You don’t want to end up tied to the same company for all of your development needs going forwards, as this will leave you at the mercy of the contractor who will position themselves to be the only ones who can work on your product should it need changing or updating.

What’s the right fit for YOU?

Unsurprisingly, the best solution to your development needs will depend on your situation and the resources you have available.

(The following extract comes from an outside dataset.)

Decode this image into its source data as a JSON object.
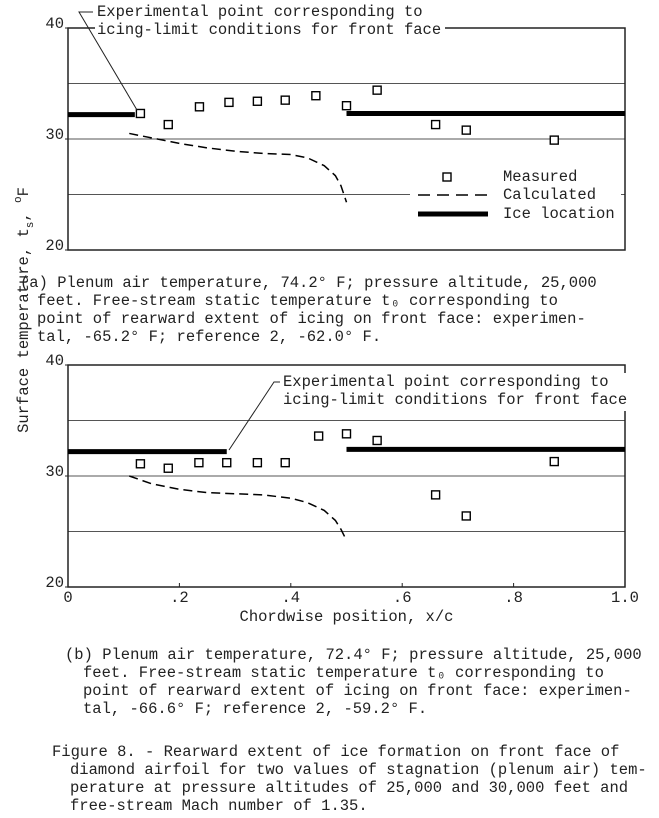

To conclude, we’ve listed some examples of what you should be looking for based on your current setup:

You should consider outsourcing if the following apply:

  • You don’t have access to a significant amount of investment… yet.
  • You have a limited window in which to validate your SaaS idea with an MVP (Minimum Viable Product) because of external pressures.
  • You don’t live in a near a large population hub, limiting your pool of potential recruits.

You should look to hire a dev team if the following apply:

  • You have a significant amount of capital to spend, or your already running a business with pre-established HR and recruitment practices.
  • You’re SaaS project is very ambitious and will require specialist knowledge and long development cycles.
  • You have access to hardware and/or facilities to host a dev team.
  • You want work with people who are personally invested in seeing your SaaS product succeed.

With these considerations in mind, you should be well placed to make the right pick for your own SaaS development journey. If, as many bootstrapped founders do, you opt to outsource your development, be sure to invest the time in finding a working relationship that you can put your trust in.